The study conducts an extensive examination of the interplay between three prevalent reasoning paradigms, providing empirical insights that could be valuable for future research. This encourages the development of innovative methods for hypothesis verification and correction in natural language processing.

拒绝理由

While the paper concludes that the ability to generate hypotheses is unrelated to learning from few-shot examples, it fails to suggest future directions or solutions to address this gap. This omission may limit the paper's impact on advancing the field's understanding of integrating these capabilities.

作者回复

Thanks for your comments! See below for response:

While the paper concludes that the ability to generate hypotheses is unrelated to learning from few-shot examples, it fails to suggest future directions or solutions to address this gap. This omission may limit the paper's impact on advancing the field's understanding of integrating these capabilities.

We definitely agree with the need to further investigate the results in more domains and examine the broader applicability of the findings. However, we also emphasize that this is the first paper to examine the relationship between these different avenues of reasoning, and thus we emphasized two controlled domains, linear functions and simple translation, in order to obtain more clear-cut and verifiable results. This is akin to the papers examining the expressivity of in-context learning starting with examining linear functions, rather than complex and varied domains, in which results may be unclear for a variety of reasons related to the domain – we did include a real-life task of Kalamang translation, in which we did not see benefits to instruction inference, unlike the first two domains, likely due to a breakdown in hypothesis proposal. Since we have now examined simple domains and have clear results for these simple domains, this makes it easier for future work to build on these results and examine more varied domains while keeping in mind the pieces of the reasoning loop as individual components.

One potential idea is self-consistency training, which could be a form of instruction tuning. For instance, we could use few-shot examples with underlying rules which can be expressed through natural language or code, and have the LM generate both an answer and explanatory rule separately. We can then have a combined loss, a generative loss which is the usual cross-entropy on the answer tokens (with multiple x_is tested for a single rule), and a consistency loss which penalizes the loss incurred by applying the generated rule to the answers generated by the model.
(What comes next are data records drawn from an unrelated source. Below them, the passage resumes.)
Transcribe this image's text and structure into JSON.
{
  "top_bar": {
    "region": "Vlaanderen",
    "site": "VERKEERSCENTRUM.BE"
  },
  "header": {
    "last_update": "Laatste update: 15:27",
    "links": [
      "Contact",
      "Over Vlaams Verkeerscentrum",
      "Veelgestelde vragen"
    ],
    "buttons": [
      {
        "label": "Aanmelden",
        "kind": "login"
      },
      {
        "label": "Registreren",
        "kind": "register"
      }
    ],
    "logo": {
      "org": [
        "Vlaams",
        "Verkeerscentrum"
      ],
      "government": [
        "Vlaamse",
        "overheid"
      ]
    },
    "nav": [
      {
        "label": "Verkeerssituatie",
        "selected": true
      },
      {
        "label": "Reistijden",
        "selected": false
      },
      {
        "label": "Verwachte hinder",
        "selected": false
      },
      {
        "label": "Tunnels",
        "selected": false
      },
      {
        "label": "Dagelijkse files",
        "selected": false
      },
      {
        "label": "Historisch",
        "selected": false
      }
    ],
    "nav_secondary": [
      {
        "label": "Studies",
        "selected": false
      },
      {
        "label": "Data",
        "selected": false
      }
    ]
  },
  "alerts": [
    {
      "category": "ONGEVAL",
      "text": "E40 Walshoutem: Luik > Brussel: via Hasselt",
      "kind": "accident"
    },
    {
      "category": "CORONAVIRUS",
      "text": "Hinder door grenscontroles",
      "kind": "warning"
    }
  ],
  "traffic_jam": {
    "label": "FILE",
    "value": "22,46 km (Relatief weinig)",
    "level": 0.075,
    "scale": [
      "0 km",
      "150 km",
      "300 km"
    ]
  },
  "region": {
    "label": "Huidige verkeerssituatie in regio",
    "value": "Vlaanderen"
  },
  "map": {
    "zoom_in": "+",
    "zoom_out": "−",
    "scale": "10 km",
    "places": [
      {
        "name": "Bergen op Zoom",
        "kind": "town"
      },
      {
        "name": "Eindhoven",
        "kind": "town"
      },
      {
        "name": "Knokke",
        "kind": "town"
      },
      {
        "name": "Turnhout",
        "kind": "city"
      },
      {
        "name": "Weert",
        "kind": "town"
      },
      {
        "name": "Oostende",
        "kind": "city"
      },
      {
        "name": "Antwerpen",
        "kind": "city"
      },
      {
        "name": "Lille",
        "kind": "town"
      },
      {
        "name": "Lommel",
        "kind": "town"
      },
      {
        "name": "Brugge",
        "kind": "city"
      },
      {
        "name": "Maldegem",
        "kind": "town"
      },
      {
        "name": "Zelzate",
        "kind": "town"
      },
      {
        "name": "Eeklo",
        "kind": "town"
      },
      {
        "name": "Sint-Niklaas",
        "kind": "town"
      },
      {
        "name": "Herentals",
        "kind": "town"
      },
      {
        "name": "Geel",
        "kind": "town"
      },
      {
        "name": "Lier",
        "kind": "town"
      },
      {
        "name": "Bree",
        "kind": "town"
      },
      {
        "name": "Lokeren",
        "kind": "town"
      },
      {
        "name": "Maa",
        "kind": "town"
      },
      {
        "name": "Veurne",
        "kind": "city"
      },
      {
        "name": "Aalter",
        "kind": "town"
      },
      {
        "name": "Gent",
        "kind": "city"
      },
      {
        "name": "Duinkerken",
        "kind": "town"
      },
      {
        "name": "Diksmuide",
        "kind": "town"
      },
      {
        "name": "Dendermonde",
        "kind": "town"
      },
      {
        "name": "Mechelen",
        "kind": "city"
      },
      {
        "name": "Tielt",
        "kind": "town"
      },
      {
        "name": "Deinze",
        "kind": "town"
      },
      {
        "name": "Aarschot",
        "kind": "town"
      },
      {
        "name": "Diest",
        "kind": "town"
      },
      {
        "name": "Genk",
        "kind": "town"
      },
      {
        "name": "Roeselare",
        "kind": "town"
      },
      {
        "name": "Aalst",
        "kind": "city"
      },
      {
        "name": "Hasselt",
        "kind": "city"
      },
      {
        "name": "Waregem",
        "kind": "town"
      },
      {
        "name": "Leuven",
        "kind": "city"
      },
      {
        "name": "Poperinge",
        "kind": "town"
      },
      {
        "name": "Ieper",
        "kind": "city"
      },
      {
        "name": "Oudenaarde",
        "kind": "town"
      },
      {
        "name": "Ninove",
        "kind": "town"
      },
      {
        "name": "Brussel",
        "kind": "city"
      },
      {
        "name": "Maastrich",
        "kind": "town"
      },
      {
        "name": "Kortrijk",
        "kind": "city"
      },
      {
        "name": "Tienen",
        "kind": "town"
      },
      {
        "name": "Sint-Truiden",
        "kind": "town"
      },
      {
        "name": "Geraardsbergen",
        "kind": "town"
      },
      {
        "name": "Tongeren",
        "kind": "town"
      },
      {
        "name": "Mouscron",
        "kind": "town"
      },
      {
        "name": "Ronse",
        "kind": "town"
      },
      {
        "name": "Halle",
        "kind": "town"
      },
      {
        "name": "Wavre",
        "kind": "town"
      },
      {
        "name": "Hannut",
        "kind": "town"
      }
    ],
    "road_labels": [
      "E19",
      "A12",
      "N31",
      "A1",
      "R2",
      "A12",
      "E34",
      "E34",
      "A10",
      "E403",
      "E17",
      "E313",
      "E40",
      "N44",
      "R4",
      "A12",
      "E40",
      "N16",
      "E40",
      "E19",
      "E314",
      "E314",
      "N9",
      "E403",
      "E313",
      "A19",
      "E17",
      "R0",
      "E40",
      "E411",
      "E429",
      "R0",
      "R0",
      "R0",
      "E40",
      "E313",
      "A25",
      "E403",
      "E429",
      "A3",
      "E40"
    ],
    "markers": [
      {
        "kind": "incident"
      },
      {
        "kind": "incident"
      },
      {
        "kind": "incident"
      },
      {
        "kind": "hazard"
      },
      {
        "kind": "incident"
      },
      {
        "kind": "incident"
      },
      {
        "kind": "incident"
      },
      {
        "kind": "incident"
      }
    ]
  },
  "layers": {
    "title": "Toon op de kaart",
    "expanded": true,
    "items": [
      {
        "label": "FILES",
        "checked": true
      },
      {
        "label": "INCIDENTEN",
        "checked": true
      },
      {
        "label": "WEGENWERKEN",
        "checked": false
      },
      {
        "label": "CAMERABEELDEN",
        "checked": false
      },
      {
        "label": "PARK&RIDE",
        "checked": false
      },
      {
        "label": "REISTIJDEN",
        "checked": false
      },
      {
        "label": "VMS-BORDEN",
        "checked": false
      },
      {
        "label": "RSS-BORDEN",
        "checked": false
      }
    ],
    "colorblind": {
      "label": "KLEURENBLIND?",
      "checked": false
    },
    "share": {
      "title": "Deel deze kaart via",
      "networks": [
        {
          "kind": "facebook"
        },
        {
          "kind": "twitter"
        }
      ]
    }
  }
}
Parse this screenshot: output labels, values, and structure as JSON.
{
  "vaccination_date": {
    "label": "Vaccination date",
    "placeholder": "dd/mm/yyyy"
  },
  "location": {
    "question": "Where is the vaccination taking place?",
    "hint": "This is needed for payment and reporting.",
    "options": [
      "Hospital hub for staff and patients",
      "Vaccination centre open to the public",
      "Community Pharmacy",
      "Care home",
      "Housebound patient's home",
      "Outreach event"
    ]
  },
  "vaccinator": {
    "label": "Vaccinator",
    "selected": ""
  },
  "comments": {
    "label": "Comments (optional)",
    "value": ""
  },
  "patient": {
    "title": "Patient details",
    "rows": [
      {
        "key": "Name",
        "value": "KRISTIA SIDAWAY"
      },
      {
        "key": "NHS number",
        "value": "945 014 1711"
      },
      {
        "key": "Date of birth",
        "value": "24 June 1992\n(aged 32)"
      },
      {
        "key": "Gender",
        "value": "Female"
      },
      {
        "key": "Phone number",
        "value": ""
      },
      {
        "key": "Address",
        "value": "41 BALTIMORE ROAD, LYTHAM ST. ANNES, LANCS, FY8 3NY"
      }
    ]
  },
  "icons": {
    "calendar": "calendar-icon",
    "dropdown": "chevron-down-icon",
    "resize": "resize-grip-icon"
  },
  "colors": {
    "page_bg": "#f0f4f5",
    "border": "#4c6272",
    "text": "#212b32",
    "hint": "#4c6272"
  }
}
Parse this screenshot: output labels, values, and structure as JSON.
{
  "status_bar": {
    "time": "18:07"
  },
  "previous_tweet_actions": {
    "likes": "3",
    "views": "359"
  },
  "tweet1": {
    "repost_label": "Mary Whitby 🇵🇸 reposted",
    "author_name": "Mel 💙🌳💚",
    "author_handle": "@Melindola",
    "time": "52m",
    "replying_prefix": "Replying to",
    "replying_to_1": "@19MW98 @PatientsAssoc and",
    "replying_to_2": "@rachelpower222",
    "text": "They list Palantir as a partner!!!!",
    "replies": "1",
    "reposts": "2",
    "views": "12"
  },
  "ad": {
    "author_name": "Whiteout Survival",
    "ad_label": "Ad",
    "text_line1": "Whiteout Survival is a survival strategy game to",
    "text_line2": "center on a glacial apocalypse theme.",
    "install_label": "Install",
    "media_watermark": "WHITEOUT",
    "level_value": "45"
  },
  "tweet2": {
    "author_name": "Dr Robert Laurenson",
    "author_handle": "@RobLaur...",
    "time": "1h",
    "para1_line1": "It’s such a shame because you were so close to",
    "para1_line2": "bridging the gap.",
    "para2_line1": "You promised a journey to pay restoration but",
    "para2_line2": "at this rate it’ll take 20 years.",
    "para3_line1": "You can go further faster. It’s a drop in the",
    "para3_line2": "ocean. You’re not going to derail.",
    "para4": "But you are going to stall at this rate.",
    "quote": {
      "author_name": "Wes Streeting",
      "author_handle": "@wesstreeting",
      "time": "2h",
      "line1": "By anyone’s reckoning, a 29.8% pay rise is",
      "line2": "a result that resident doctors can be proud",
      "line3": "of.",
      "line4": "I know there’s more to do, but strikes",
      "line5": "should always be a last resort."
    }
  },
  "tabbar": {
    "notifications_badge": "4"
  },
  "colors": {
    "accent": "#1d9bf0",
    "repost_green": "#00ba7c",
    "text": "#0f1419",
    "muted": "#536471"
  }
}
We can certainly add more discussion of potential research directions and applications to the conclusion as part of future work.

评论

I agree with Reviewer zPDQ that the contributions in the paper seem overclaimed. A title such as "Investigating Instruction Following, Few-Shot Learning, and Instruction Inference..." would be more appropriate.

最终决定

This paper received two lukewarm and two strong reviews. Based on my reading of the reviews and paper, among the strengths and weaknnesses, I believe the following are relevant:

Strengths:

  • The reviewers agreed the problem is well-motivated, and found the paper innovative, interesting, and well-written.

Weaknesses:

  • The title is an overstatement (WMHL, z3T2; cf also statement by zPDQ). This is easy to fix: The authors are urged to consider more accurate titles, such as the suggestion by reviewer z3T2.
  • While the tasks are diverse (linear functions, artificial languages, Kalamang translation) are quite diverse, the set of tasks is still limited (WMHL).
  • No generalizable knowledge (zPDQ) or meaningful takeaways for future work (WMHL, z3T2) are derived from the results. The authors counter that identifying empirical results itself is valuable.

Overall, I concur with the reviewers in an overall positive assessment, and believe the paper meets the high standards of this conference.

[comment from PCs] Please consider the title suggestions of the AC and reviewers.